Nods all around, from Brad and Matt and Peter and some others.

The day before, we’d tried out a few new hills at lunch and, intoxicated by the warmth of what should have been frigid February air, had gone on to visit a few of our favorite old climbs, too. When we’d gotten back, we’d walked wobble-legged into one of our regular weekly meetings. And for the rest of the day, those of us who’d done the ride and contested the town-line sprints and king-of-the-mountain peaks or stubbornly refused to let go of the the back of the bunch had commiserated with each other in that ecstatic misery a great ride brings on.

“My legs are buzzing.”

“Burning.”

“I’m fried.”

“Toast.”

“I’m thinking about selling my bike.”

“Wasn’t that great?”

It had been great, and we’d paid greatly — all of us. Which meant today was going to be an easy day, no doubt.
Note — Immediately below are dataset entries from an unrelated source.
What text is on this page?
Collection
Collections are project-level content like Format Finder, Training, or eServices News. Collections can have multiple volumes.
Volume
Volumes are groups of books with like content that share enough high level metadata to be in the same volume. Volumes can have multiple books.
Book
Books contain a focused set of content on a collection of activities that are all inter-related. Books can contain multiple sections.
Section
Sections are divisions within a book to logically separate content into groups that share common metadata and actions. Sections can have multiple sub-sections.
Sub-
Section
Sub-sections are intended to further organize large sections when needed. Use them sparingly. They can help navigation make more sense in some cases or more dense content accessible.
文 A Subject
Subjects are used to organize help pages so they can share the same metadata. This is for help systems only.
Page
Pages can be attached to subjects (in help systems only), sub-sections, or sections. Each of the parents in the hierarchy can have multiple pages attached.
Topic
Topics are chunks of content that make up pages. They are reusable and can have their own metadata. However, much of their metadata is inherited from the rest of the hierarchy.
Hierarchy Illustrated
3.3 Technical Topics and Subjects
That’s why we’d all shown up: We knew no one among us would call a hard route, that we could recover, that we’d spin, that we’d feel fresher finishing the ride than we had starting it.

The way it works, calling the lunch ride, is that you can’t do it in locker room, or even in the bike room, or too soon after we all start to gather out in the parking lot. There must be some sort of quorum, though no one could say mathematically exactly what that was. We all just know when the time has come to call the route.  And who among us has the option. Some days, it’s someone’s birthday, and that person gets to choose. Sometimes there are people who just haven’t picked in a while, and they decide. Someone might need to get back for a meeting, and we’ll accommodate that. If a regular hasn’t been able to show up for some stretch of time, we grant the choice of the day’s ride to that person.

Bart was there. He’d been traveling, a lot, had been injured before that, and traveling before that, and we’d missed him. He’s a foundation of the lunch ride here, the only one among us who has a route named after him.

We finished our meditative, pre-ride circles around the parking lot, those of us who did that, and we finished waiting for the people who’d had trouble with their shoe buckles or the floor pump or whatever else was going on, and for the people who didn’t work at Rodale but rolled in every day at noon knowing they could find a ride. And we all looked at Bart.

“How about Stonesthrow?” he said, “with that extra loop on Black River thrown in at the end?”

I happened to be standing directly across from Brad, and we looked at each other, and I saw on his face the same blend of sick smirking frowning grimacing smile that must have been on mine. Stonesthrow is one of our climbing routes.

“Sure,” I said.

Brad shrugged, and someone else said, “Why not?” and someone with a “yeah,” and another “okay,” and we clicked in and pedaled off to destroy our legs.

You do the ride. I don’t know where this comes from, this asinine creed, but I know it is real and important to us for some reason. If you show up, you’re as much as saying out loud that you’re going to do whatever ride is called. If you want to ride your own ride, rest or do intervals or openers or follow some other prescription that you’re worried you won’t be able to fold into the ride proper, you don’t show. Or you clip in then, as everyone is gathering for the call, you keep pedaling and give a little wave and say, “I’m going on,” and go out and do your specific ride. But if you listen to the call, you’re in.

This makes no sense at all. This must be detrimental, at times, to our fitness. There is no honor in this strange allegiance to an unspoken ideal. I can’t defend it or explain it. I guess that’s why it’s so powerful.

Stonesthrow was awful.

I wouldn’t have missed it for anything.